Is allergy a cruel evolutionary throwback?
7 Jul 2008 by Evoluted New Media
Just as hay fever season kicks off in earnest scientists have discovered how evolution may have lumbered humans with allergy problems.
Just as hay fever season kicks off in earnest scientists have discovered how evolution may have lumbered humans with allergy problems.
Pollen grains from a variety of plants can cause hay fever – not in chickens how ever |
Researcher, Dr Alex Taylor said: “This molecule is like a living fossil - finding out that it has an ancient past is like turning up a coelacanth in your garden pond.

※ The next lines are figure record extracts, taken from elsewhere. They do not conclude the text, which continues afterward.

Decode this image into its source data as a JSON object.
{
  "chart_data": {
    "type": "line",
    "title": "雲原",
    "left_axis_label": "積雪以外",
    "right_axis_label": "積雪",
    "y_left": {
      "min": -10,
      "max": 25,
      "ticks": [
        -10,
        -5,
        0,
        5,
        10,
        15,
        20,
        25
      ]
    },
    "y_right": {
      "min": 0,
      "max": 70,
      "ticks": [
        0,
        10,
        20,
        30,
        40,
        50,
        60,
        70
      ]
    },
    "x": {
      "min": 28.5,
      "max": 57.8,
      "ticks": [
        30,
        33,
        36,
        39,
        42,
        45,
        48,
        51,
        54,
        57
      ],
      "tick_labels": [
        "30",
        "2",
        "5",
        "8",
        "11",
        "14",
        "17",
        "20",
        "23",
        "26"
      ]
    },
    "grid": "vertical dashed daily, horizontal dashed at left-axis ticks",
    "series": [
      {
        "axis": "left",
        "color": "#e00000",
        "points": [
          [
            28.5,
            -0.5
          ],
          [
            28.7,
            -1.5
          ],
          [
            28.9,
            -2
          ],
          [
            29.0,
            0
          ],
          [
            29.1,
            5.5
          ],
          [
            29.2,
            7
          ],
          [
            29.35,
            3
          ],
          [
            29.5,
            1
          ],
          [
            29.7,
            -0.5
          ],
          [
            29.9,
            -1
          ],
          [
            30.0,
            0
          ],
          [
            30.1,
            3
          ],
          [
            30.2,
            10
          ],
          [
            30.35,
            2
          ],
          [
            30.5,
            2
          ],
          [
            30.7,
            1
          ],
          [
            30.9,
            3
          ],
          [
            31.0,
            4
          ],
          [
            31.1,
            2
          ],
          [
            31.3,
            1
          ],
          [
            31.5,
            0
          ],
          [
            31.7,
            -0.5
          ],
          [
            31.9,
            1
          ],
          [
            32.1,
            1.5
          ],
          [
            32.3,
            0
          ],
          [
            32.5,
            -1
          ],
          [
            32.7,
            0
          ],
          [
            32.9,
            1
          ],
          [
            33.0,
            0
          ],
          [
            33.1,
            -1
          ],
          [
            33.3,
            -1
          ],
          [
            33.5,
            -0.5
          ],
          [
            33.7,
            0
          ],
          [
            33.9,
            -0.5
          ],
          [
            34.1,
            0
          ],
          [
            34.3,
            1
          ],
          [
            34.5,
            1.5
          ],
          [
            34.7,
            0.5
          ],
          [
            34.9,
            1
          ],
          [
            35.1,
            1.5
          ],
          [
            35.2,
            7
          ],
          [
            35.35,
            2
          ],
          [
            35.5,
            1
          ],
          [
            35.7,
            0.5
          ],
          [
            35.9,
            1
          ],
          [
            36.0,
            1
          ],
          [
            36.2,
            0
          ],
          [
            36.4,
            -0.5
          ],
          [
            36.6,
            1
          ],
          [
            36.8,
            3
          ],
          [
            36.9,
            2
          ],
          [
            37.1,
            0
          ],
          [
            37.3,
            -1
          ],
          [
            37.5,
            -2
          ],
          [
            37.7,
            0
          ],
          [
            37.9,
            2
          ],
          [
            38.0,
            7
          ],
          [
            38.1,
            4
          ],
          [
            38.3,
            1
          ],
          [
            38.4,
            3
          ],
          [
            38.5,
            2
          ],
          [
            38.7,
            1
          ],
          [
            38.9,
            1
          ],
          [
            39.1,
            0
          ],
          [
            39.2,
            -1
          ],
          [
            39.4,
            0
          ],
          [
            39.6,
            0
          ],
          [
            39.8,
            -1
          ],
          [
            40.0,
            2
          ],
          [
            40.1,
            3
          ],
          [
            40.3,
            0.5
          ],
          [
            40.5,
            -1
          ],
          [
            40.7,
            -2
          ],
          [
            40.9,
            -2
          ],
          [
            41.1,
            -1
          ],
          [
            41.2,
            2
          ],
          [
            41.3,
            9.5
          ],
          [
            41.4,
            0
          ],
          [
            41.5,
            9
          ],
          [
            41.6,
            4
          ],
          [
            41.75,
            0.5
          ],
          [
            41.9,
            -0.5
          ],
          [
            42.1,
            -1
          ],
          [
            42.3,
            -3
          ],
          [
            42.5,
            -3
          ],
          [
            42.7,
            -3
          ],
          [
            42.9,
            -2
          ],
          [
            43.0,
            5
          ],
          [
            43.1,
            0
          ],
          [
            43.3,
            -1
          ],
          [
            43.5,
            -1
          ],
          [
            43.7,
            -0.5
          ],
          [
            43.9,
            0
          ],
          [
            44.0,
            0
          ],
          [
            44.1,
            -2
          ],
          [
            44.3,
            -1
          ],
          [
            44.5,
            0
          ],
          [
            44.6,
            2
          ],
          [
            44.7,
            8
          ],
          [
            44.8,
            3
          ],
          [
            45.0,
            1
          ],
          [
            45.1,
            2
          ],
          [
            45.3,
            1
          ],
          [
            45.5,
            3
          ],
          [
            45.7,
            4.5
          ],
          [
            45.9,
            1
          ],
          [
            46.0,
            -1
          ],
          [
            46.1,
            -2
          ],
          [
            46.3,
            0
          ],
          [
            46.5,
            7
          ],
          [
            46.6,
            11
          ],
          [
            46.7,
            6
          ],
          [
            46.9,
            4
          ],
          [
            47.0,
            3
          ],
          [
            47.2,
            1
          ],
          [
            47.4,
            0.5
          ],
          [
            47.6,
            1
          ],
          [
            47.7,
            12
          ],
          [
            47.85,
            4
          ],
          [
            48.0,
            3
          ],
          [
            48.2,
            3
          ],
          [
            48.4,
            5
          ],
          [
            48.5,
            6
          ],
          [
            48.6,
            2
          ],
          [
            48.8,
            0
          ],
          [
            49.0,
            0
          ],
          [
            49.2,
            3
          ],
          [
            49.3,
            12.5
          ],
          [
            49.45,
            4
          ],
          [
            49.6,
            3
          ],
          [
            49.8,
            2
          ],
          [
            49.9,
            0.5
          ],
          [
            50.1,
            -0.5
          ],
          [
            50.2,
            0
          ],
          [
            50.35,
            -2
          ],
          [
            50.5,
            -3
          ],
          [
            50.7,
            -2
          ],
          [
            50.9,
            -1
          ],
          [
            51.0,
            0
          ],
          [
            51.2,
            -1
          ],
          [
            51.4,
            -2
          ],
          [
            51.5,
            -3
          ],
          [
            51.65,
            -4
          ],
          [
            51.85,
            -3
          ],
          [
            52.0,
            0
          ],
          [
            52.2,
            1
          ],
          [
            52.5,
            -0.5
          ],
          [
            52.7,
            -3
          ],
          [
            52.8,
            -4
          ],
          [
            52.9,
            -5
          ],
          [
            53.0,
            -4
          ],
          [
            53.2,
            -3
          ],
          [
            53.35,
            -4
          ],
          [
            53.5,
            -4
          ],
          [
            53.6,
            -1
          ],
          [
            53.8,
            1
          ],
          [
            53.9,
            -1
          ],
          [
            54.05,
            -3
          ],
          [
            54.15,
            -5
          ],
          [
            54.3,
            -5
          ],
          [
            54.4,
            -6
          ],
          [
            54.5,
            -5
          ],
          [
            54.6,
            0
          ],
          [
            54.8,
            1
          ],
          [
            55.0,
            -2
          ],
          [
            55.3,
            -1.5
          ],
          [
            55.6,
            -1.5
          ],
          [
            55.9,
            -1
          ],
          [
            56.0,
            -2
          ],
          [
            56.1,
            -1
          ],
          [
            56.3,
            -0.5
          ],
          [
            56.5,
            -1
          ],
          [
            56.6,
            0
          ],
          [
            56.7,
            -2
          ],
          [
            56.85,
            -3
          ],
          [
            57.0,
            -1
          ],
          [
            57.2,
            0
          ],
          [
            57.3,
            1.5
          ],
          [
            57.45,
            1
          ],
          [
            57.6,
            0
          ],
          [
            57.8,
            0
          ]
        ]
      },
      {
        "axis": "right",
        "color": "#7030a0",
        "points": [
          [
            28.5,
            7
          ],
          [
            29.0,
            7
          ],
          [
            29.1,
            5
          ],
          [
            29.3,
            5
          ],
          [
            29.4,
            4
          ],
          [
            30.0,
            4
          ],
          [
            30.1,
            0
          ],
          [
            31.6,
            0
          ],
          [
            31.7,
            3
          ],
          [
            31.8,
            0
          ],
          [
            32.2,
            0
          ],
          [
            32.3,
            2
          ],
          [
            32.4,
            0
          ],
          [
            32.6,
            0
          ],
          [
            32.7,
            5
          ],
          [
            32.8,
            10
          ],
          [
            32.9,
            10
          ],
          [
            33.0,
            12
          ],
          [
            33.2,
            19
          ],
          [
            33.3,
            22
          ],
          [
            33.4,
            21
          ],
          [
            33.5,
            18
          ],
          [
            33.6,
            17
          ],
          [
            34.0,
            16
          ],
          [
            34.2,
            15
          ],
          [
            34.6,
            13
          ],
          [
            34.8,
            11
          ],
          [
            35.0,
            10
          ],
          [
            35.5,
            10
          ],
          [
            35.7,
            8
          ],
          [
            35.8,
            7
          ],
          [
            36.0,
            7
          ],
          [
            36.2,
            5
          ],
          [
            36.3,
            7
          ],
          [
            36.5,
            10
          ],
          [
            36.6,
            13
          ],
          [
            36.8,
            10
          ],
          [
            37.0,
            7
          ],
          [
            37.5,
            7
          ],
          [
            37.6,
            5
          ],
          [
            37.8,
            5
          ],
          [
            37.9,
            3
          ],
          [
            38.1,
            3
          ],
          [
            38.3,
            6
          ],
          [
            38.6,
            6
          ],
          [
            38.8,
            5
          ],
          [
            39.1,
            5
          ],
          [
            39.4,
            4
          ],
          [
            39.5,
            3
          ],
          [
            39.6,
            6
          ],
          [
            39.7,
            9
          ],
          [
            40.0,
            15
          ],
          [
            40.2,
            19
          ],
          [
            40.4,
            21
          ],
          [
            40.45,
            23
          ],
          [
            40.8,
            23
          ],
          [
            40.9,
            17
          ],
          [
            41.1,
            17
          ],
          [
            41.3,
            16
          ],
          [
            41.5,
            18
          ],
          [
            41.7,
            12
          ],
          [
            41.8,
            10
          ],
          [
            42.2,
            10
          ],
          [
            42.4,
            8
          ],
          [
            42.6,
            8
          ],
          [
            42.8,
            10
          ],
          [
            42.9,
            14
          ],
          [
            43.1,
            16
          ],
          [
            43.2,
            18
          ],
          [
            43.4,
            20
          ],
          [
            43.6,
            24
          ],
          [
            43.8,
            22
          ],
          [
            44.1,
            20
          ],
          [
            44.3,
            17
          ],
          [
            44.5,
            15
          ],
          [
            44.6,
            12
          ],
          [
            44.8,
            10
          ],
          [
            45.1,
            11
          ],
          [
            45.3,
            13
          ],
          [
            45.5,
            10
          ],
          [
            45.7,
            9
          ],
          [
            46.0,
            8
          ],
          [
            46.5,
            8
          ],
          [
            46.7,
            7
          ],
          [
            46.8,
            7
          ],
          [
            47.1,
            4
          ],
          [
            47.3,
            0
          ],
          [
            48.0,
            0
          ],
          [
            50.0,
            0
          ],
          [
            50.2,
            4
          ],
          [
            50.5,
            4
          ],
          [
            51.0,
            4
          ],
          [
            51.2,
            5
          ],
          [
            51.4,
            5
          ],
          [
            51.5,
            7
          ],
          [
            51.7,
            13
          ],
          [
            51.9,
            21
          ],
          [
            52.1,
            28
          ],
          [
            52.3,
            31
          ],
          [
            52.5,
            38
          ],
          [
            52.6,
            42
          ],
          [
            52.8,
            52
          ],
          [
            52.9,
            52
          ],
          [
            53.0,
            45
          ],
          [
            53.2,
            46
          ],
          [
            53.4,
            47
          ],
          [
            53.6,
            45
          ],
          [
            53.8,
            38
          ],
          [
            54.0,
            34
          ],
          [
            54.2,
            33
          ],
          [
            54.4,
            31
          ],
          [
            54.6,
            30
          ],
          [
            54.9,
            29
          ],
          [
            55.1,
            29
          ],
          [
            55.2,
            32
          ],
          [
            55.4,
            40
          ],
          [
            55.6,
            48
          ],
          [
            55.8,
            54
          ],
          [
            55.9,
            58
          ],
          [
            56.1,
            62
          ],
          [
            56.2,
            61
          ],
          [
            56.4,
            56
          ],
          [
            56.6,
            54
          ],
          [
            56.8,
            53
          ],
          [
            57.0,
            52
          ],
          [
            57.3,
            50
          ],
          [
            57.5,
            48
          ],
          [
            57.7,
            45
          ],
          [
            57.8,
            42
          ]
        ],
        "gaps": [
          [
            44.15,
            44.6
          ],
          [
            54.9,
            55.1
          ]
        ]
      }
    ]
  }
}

By studying this molecule, we can track the evolution of allergic reactions back to at least 160 million years ago and by looking at the differences between the ancient and the modern antibodies we can begin to understand how to design better drugs to stop allergic reactions in their tracks.”
The chicken molecule, an antibody called IgY, looks remarkably similar to the human antibody IgE. By examining how tightly IgY binds to white blood cells the researchers have found that it binds less tightly and actually behaves in a much more similar way to the human IgG, which is not involved in allergic reactions.
Professor Brian Sutton, head of the laboratory where the work was done said: “It might be that there was a nasty bug or parasite around at the time that meant that humans needed a really dramatic immune response and so there was pressure to evolve a tight binding antibody like IgE. The problem is that now we've ended up with an antibody that can tend to be a little over enthusiastic and causes us problems with apparently innocuous substances like pollen and peanuts, which can cause life-threatening allergic conditions.”
The next stage of the work - published in The Journal of Biological Chemistry - is to examine in very fine detail the interaction between the antibodies and the surface of the white blood cell. This is with a view to designing drugs that could alter this interaction and therefore loosen the binding of IgE, making it more like its chicken counterpart.